Dall’altra parte l’internazionale sciita collegata, tramite i Pasdaran, alla Repubblica islamica. L’Iran fornisce armi agli Houthi, che hanno un’agenda propria ma che si sovrappone agli interessi di Teheran per indebolire il Golfo, così come quella dei libanesi di Hezbollah è utile per colpire Israele. I Pasdaran fanno da riferimento a una serie di milizie sciite che proteggono i loro interessi mentre seguono un’agenda contro i rivali di Teheran.

È su questa doppia dimensione che si snoda la sfida regionale, anche perché spesso per omogeneità di interessi le forze jihadiste hanno trovato assistenza tra gli iraniani, nella rappresentazione simbolica di quanto il detto “il nemico del mio nemico è mio amico” possa superare le divisioni ideologiche religiose.

Dal Negev Peace Summit è uscita una condanna all’attacco terroristico subito da Israele, ma soprattutto esce la volontà di stabilire una più stretta cooperazione tra i Paesi partecipanti — che da anni c’è con l’Egitto, Il Cairo parla con Gerusalemme di questioni connesse alla sicurezza del Sinai e di Gaza. Verrà creato un meccanismo di cooperazione per la sicurezza regionale che andrà dal terrorismo alle minacce aeree (come missili e droni), fino alla pirateria nel Mar Rosso.

L’obiettivo è formare un gruppo di lavoro per dare seguito a questo problema, e collaborare alleggerendo anche l’impegno degli Stati Uniti sulla questione principale della regione, la sicurezza appunto — che complica qualsiasi tentativo e desiderio di ulteriore sviluppo. Il formato del Negev diventerà una ministeriale regionale annuale attraverso cui costruire “un’architettura di sicurezza regionale” basata sulla “condivisione delle reciproche capacità”, come ha detto in conferenza stampa l’israeliano Yair Lapid.
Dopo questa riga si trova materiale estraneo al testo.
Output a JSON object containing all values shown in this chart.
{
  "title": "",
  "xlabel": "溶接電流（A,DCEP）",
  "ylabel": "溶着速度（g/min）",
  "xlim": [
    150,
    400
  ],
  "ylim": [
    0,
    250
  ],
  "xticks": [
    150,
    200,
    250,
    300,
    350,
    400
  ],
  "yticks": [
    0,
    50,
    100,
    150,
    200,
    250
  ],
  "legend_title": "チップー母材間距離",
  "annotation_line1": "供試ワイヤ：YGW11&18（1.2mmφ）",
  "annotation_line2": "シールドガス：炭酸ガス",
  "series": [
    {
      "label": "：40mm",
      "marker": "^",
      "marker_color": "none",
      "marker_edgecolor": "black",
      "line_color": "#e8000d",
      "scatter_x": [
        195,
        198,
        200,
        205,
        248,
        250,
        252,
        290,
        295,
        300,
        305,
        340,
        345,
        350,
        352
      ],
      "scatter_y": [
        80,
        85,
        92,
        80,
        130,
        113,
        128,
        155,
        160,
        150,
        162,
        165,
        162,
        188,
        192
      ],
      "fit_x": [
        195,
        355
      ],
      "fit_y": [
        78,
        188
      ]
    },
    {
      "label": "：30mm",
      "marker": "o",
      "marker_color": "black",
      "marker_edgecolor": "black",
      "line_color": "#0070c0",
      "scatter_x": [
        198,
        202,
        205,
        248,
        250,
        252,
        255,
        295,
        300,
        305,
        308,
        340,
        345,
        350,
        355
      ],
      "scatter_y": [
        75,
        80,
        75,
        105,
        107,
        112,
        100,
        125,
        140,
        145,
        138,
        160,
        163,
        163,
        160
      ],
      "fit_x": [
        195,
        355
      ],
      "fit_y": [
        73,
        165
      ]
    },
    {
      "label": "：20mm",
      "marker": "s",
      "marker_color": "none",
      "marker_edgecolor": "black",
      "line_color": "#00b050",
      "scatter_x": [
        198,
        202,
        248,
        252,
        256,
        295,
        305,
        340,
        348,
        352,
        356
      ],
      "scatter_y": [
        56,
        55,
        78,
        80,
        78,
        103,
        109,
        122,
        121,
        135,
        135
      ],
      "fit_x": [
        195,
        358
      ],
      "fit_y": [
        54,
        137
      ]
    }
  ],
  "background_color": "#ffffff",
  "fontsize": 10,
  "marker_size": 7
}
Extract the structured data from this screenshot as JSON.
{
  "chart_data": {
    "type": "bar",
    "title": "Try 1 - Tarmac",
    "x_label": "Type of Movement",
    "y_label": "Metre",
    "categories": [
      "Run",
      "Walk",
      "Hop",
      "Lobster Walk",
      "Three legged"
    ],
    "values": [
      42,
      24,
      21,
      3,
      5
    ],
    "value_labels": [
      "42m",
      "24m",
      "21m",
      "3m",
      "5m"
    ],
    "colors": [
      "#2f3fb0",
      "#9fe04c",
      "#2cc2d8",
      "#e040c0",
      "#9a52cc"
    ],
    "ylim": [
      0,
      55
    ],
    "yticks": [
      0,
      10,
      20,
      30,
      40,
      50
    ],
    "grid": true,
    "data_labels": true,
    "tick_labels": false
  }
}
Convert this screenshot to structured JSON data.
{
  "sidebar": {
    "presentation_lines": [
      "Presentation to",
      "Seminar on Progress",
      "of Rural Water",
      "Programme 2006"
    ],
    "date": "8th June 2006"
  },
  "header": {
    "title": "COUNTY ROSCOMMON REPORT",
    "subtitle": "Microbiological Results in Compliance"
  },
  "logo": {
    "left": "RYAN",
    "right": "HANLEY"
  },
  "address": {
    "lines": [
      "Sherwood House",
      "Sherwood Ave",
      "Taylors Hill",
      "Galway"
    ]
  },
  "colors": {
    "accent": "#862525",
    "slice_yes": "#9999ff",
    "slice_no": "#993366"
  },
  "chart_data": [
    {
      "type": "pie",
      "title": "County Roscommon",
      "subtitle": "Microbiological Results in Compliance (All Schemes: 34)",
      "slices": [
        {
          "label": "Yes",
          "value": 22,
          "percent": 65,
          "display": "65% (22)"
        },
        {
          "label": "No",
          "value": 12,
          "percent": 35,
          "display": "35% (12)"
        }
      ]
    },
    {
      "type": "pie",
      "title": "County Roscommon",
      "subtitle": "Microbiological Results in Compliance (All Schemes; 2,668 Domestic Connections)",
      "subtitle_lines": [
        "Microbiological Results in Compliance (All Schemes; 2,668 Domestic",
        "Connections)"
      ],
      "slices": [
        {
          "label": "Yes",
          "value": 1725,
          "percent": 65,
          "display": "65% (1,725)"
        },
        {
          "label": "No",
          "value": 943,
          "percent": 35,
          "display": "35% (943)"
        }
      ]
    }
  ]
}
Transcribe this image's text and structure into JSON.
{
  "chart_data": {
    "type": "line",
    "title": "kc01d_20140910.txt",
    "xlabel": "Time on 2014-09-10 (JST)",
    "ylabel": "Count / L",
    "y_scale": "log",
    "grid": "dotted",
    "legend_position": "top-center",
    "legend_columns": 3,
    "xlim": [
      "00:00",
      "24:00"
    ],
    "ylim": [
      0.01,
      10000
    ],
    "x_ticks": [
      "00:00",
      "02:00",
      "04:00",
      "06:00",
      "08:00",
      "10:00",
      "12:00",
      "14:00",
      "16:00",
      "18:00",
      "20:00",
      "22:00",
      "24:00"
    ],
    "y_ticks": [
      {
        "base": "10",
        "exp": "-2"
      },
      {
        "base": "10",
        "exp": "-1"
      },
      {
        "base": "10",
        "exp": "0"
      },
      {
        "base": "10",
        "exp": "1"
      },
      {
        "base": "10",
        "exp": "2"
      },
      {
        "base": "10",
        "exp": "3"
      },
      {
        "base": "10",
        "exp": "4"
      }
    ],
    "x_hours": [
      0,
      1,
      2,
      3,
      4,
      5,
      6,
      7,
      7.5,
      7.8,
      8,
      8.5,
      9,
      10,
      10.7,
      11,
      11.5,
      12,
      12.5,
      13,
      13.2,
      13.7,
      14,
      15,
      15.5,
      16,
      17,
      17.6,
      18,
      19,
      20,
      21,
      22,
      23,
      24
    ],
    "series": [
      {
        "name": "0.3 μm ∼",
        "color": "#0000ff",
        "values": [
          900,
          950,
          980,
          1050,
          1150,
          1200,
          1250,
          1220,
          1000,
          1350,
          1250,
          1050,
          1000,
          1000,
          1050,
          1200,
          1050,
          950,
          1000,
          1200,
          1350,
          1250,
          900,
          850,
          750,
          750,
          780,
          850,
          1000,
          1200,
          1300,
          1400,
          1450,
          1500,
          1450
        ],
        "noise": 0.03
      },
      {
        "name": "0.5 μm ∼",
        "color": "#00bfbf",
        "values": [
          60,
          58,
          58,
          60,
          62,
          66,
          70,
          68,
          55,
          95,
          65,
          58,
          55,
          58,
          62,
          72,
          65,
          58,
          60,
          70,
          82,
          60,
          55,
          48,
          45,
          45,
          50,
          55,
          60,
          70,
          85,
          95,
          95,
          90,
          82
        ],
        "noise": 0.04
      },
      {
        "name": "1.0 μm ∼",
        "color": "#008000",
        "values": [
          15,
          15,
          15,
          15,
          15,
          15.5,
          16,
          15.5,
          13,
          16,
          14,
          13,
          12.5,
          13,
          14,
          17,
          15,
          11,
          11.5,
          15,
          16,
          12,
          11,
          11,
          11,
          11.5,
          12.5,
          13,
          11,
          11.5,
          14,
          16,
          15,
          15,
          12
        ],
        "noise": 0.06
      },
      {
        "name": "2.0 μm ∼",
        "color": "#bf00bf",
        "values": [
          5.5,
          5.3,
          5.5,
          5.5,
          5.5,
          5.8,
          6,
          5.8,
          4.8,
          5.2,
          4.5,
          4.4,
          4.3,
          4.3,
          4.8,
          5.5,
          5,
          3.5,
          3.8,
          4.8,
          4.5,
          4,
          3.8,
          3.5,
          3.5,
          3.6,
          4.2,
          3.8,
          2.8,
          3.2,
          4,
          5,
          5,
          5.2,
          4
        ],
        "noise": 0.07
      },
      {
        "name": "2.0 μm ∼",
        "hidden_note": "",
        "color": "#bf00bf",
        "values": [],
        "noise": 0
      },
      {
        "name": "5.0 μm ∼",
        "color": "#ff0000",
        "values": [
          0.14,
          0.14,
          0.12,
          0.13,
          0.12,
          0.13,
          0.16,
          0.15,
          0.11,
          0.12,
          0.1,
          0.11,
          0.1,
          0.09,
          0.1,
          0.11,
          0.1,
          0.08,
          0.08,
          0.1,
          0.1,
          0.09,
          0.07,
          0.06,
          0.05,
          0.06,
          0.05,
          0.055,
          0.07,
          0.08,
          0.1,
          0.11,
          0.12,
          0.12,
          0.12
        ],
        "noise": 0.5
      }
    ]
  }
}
“Gli accordi di pace regionali non sostituiscono un processo di pace con i palestinesi”, ha ricordato l’americano Antony Blinken, che è in Medio Oriente ed è passato anche per incontri con l’Autorità Palestinese, sottolineando che “una delle questioni discusse oggi è come i Paesi che partecipano a questo vertice possono aiutare i palestinesi”. La menzione serve anche per superare le critiche di chi sostiene che con la normalizzazione legata agli Accordi di Abramo la questione palestinese è stata messa da parte.